If an engine is being used for a task which can make use of all the mechanical energy it produces (such as charging a battery or pumping water as quickly as possible from a supply that's sufficient to avoid cavitation), optimal efficiency will be obtained by having the engine run at wide open throttle but having the load torque match the engine torque when the engine is rotating fast enough to allow "smooth" combustion without detonation, but slowly enough that all the fuel can burn during the power stroke. If the engine is allowed to run faster than that, fuel consumption will increase roughly proportional to speed, but power output will not, since an increasing portion of the fuel won't burn during the power stroke. If the engine isn't allowed to run fast enough, then cylinder pressures will get excessively high. Because fuel burn rate increases with cylinder pressures, this will quickly cause pressures to get even higher, resulting in a process called detonation. The excessive forces generated during detonation often end up getting converted not into useful energy, but rather to accelerated wear and tear on the bearings.

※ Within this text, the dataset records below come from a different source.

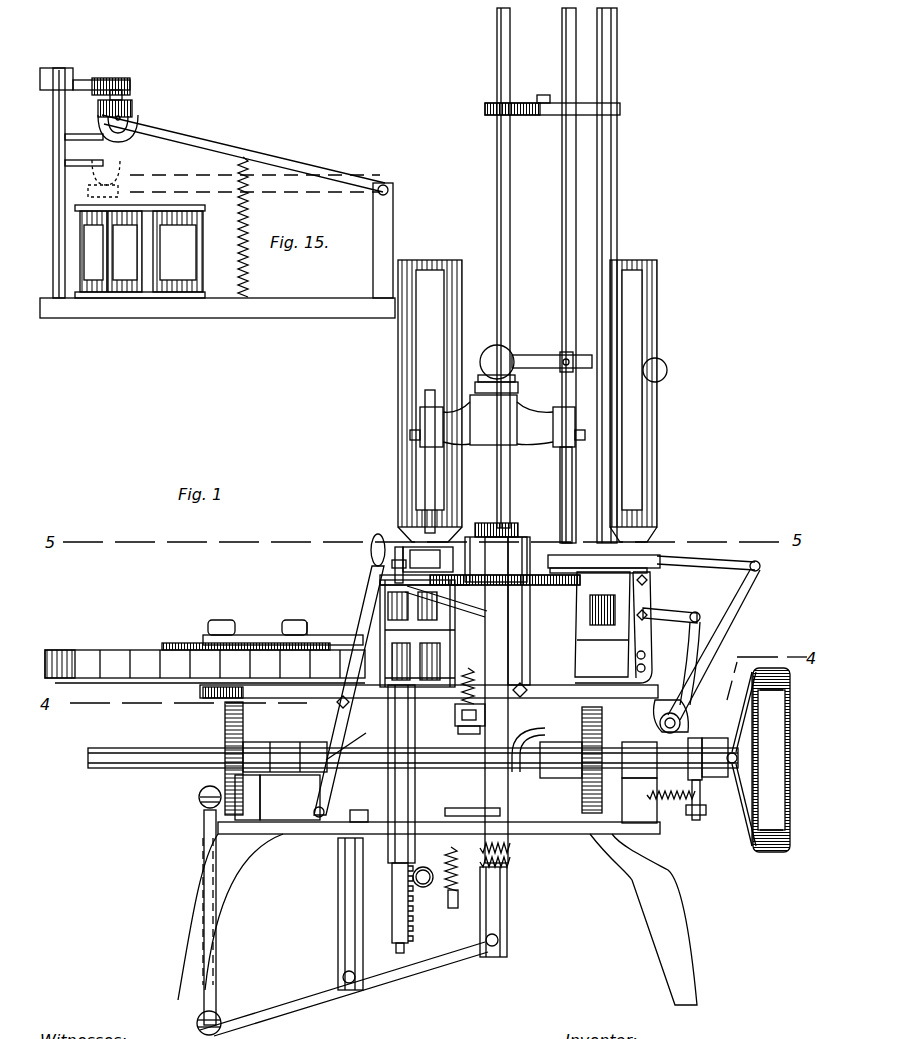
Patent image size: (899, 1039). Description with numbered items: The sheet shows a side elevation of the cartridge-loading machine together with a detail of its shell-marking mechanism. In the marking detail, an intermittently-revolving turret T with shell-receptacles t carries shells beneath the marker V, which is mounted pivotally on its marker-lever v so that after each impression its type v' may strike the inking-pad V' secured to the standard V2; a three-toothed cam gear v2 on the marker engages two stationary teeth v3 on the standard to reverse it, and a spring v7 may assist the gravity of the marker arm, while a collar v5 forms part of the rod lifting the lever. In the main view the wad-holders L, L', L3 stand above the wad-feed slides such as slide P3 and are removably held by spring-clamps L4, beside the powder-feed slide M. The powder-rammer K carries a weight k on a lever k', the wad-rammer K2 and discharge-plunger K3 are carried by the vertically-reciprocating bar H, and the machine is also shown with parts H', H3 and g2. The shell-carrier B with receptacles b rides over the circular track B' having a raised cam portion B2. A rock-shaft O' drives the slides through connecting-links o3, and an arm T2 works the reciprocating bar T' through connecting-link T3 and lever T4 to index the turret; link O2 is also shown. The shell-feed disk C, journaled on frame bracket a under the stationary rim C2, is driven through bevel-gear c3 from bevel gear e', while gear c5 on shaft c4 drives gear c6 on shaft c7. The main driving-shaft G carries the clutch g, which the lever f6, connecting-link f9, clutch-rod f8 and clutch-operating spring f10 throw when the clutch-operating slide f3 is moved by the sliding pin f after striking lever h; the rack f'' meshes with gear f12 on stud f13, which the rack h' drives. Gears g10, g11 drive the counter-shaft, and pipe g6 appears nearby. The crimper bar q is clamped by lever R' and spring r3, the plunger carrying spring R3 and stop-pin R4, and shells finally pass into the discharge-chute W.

In FIG. 15, the turret T is at (217, 211).
In FIG. 15, the shell-receptacles t is at (140, 251).
In FIG. 15, the spring v7 is at (255, 227).
In FIG. 15, the marker-lever v is at (243, 153).
In FIG. 15, the inking-pad V' is at (111, 69).
In FIG. 15, the type v' is at (137, 82).
In FIG. 15, the marker V is at (136, 98).
In FIG. 1, the marker V is at (349, 675).
In FIG. 15, the three-toothed cam gear v2 is at (136, 117).
In FIG. 15, the stationary teeth or pins v3 is at (92, 156).
In FIG. 1, the wad-holder L is at (485, 268).
In FIG. 1, the wad-holder L' is at (553, 275).
In FIG. 1, the wad-holder L3 is at (617, 70).
In FIG. 1, the spring-clamps L4 is at (570, 112).
In FIG. 1, the cylinder H' is at (430, 401).
In FIG. 1, the cylinder H3 is at (633, 401).
In FIG. 1, the weight k is at (665, 370).
In FIG. 1, the discharge-plunger K3 is at (425, 445).
In FIG. 1, the lever k' is at (536, 354).
In FIG. 1, the powder-rammer K is at (518, 387).
In FIG. 1, the wad-rammer K2 is at (572, 465).
In FIG. 1, the gear g2 is at (518, 525).
In FIG. 1, the wad-feed slide P3 is at (600, 560).
In FIG. 1, the powder-feed slide M is at (428, 559).
In FIG. 1, the collar v5 is at (392, 490).
In FIG. 1, the clutch g is at (497, 700).
In FIG. 1, the raised or cam portion B2 is at (500, 630).
In FIG. 1, the shell-carrier B is at (602, 624).
In FIG. 1, the shell-receptacles b is at (598, 616).
In FIG. 1, the circular track B' is at (602, 649).
In FIG. 1, the reciprocating bar T' is at (613, 627).
In FIG. 1, the connecting-link T3 is at (668, 612).
In FIG. 1, the lever T4 is at (645, 640).
In FIG. 1, the arm T2 is at (695, 635).
In FIG. 1, the connecting-links o3 is at (705, 566).
In FIG. 1, the link O2 is at (742, 602).
In FIG. 1, the rock-shaft O' is at (686, 716).
In FIG. 1, the stationary rim or guard C2 is at (205, 666).
In FIG. 1, the shell-feed disk C is at (160, 680).
In FIG. 1, the gear c5 is at (185, 643).
In FIG. 1, the frame bracket a is at (250, 635).
In FIG. 1, the shaft c4 is at (225, 620).
In FIG. 1, the gear c6 is at (292, 620).
In FIG. 1, the shaft c7 is at (316, 617).
In FIG. 1, the standard V2 is at (372, 612).
In FIG. 1, the lever R' is at (480, 700).
In FIG. 1, the spring r3 is at (458, 724).
In FIG. 1, the main driving-shaft G is at (360, 772).
In FIG. 1, the bevel gear e' is at (269, 758).
In FIG. 1, the bevel-gear c3 is at (352, 740).
In FIG. 1, the discharge-chute W is at (415, 785).
In FIG. 1, the connecting-link f9 is at (465, 808).
In FIG. 1, the gear g10 is at (602, 730).
In FIG. 1, the pipe g6 is at (520, 782).
In FIG. 1, the gear g11 is at (582, 790).
In FIG. 1, the clutch-rod f8 is at (680, 800).
In FIG. 1, the clutch-operating spring f10 is at (696, 820).
In FIG. 1, the sliding bar q is at (715, 777).
In FIG. 1, the lever h is at (366, 914).
In FIG. 1, the lever f6 is at (340, 823).
In FIG. 1, the rack f'' is at (415, 903).
In FIG. 1, the sliding pin f is at (388, 950).
In FIG. 1, the clutch-operating slide f3 is at (392, 895).
In FIG. 1, the stud or shaft f13 is at (427, 880).
In FIG. 1, the gear f12 is at (440, 898).
In FIG. 1, the rack h' is at (461, 908).
In FIG. 1, the stop-pin R4 is at (510, 850).
In FIG. 1, the spring R3 is at (510, 862).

While wide-open throttle operation may be optimal for applications that can adjust the load to control engine speed (e.g. an alternator whose purpose is to charge a battery may have its field windings continuously adjusted so that the amount of energy sent to the battery per revolution increases with speed), it doesn't work so well in a car, since the amount of power that is needed to make a car move at a desired speed will vary markedly with driving conditions. Most automatic-transmission cars are designed so that when the driver floors the accelerator pedal, the motor will be operated at a speed which is considerably faster than its maximum-efficiency point. Operating a motor at 6,000rpm wide-open throttle will likely consume fuel more than twice as fast as would operation at 2,500rpm, but will not generate twice as much mechanical power.
In a manual-transmission car, once the vehicle was moving, one could accelerate efficiently by flooring the accelerator between shifts, but upshifting as early as possible without lugging the engine. If one shifts an economy car into 5th gear at 40mph, reaching 65mph will take a lot longer than if one had stayed in 3rd gear to 50mph and 4th until 65mph, but the total fuel required to accelerate to 65mph and drive to a point some distance from the starting line would be reduced [the early-shifted vehicle might take so much longer to reach 65mph that it uses more fuel during that time, but the distance traveled during that time would reduce the amount of fuel required to drive the rest of the way to the destination].